Stories

DIVORCE – O F Cieri

        When his first wife divorced him the Philosopher King had nowhere to live. A temporary setback, after all he was still an NYU professor. His marriage was annulled on a beautiful spring morning as the days were just starting to get hot. He took his paperwork for a nap in the shade of a big tree in Washington Square park. When he woke the sun was setting. He took his divorce papers to the gym for a few hours and spent the rest of the night in NYU’s library.
        He thought, I could spend every day like this.
        In the morning when he was tired he went back out to the oak tree and slept in the sun. Families played around him, undergrads got stoned and stared blindly at their textbooks. He woke up to teach class, to buy food, and to shower at the gym. In the evenings he read in the library.
        One day he woke up late for class and crossed the street at a run, eyes locked on the front door of the English building. A car blew a red and plowed into a bike messenger. She let go of her bike and slid across the pavement while the bike flattened the Philosopher King. As far as he was aware he was standing one minute and horizontal the next. Pain flashed through his body and worried onlookers circled like fish. The car tried to make a U-turn and flee the scene but smashed into a planter. The driver emerged and stood next to his totalled car like a penitent schoolboy.
        When the ambulance arrived they wanted the King’s address. Nothing he said could dissuade them from asking for it. He told them the date, the name of the President, the color of the sky and his own age but they insisted on his address, and so at last he told them that he was between homes.
        Where did he live? He tried to explain that he had a favorite tree in the park he slept under on warm days and a library to stay in at night, but that was unacceptable.
        God damn it, he shouted, that woman took direct impact and you’re worried about me? Look at me! Look into my eyes! Take my blood pressure, check my vitals, tell me why I’m the patient! Give me one good reason, and maybe I’ll think about getting into that van!
        The police arrived and took away his chance to get in the ambulance. They cuffed him, tossed him into the back of the squad car and drove around for a little before they brought him to the precinct. One night in holdings, two in proper jail. They got a little jumpy when he began screaming for his lawyer. Not just any lawyer but one specific one that he could name off the top of his head. He didn’t even need to see a judge because the presence of a lawyer immediately docked the charges– why? Because he was being charged with vagrancy, and the presence of a properly retained attorney made that charge impossible. He had pulled rank on the public servants.

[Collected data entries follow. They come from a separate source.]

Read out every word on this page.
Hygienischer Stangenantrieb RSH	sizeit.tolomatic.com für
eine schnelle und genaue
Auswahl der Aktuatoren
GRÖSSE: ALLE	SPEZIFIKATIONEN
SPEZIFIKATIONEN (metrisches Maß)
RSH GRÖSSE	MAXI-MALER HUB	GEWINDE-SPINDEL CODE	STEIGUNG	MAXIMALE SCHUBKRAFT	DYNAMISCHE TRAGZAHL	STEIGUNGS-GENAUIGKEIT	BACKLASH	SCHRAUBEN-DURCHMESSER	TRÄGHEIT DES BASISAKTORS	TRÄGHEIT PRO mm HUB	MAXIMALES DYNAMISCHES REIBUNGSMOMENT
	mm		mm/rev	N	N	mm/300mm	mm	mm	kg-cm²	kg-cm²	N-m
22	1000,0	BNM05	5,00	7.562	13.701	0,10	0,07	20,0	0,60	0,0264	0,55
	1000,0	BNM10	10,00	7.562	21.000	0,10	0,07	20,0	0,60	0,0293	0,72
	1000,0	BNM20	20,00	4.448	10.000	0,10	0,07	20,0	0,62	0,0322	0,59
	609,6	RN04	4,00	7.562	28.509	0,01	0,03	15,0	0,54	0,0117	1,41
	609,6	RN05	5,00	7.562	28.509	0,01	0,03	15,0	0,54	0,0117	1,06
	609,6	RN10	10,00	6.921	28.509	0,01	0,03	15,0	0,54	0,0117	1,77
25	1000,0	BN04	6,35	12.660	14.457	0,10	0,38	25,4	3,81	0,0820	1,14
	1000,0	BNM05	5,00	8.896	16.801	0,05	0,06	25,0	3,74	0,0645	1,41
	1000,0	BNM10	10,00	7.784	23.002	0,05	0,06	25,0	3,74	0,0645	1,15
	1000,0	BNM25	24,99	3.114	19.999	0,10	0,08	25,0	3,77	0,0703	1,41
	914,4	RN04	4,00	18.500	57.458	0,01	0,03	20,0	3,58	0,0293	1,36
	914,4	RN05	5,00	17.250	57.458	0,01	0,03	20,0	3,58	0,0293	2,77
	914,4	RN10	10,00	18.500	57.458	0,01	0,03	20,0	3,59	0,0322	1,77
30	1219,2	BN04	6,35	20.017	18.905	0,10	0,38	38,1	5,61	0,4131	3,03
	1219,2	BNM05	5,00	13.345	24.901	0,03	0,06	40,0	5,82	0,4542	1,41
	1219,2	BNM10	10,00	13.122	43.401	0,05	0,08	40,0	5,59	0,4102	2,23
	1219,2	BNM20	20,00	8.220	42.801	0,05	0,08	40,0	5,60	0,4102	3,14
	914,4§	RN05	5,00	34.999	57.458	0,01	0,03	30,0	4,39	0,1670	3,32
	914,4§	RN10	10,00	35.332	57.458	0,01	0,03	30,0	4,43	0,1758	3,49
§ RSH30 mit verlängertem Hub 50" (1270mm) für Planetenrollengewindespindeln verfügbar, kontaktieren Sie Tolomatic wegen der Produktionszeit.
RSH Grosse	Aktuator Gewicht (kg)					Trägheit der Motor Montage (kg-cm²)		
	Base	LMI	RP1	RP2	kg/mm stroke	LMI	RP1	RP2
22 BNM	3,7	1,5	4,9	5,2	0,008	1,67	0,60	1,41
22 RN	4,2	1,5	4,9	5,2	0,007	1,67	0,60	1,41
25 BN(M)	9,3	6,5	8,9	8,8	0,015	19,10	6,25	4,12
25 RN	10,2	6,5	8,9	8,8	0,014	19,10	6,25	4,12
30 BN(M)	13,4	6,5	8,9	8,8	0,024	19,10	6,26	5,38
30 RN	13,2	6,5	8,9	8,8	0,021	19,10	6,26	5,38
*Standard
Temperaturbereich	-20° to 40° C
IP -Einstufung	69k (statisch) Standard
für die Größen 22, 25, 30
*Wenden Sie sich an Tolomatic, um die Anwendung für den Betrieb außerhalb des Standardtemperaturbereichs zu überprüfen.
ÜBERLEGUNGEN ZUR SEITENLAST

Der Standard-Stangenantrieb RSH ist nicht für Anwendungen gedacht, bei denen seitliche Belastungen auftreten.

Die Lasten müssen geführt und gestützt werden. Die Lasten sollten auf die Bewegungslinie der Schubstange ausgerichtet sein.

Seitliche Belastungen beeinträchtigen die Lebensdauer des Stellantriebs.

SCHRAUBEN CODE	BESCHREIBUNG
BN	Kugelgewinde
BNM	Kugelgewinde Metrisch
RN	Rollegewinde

They escorted him out of bookings like doormen, smiling and bowing before even the slightest essence of authority. That’s right, you buttoned-up rats! Mongrel! Swine! This is a tenured college professor! English cursewords don’t befit your status as animals, because even a motherfucker or a cocksucker implies personhood. Maybe in a few years you can graduate to asshole, that puckered ring of squeezing muscle which belongs to a person.
        He went first to his attorney’s to debrief. The attorney couldn’t deduce from the charges what had actually happened in the park. The Philosopher King thought they’d have a good laugh over the events, but once he was done the attorney just looked confused.
        “You’re living in the park!?”
        Ah. An explanation was needed. He talked about the trees and the sunshine and the library and the gym, but he could see on the attorney’s face that none of this was enough. He’d taken a step too far outside convention and could no longer be understood by those still inside it. He found himself at the intersection between law and convention that he recognized as a place he first encountered as a child on the playground– he had broken the rules. Like in kindergarten he could deeply upset others by breaking the rules, and whether anyone was materially affected wasn’t an issue. Without protection from the rules he could be accused of every scandal and sin imaginable. Vagrancy, assault, theft, tax evasion, vandalism, loitering.
        Like convention, the rules were a purely metaphysical infrastructure, lacking enough substance to hold a shape. Like the law its fringes were patrolled by watchdogs furnished with the state’s consent to inflict violence on stray lambs. Inside its walls were common sense logic conclusions like having a roof and a store of excess food. The Philosopher King had no qualms with the rules, only slight disappointment with himself for being freshly re-acquainted with them. He’d handled the invisible boundary without grace. Embarrassing.
        The Philosopher King’s only real flaw was being a sore loser, but at least he knew that about himself. He put on a display of humility and allowed the attorney to lecture him. This was more for the attorney’s benefit then the King’s. He nodded humbly as the attorney told him off for his bad behavior and promised to find a new apartment immediately.
        In reality– well. He wasn’t averse to getting a new apartment. The summer nights still stretched out luxuriously, offering countless warm nights wandering between the library and the bars of the West Village. But it would get old soon. Already he was tired of the public face of the gym bathroom. Just once he’d like to take a shower and not need to get dressed immediately. The novelty was losing its sheen in the wake of his arrest, and without it he could feel his summer vacation coming to a close. No more boy scouts camping adventure. He was being called back to comforts of home.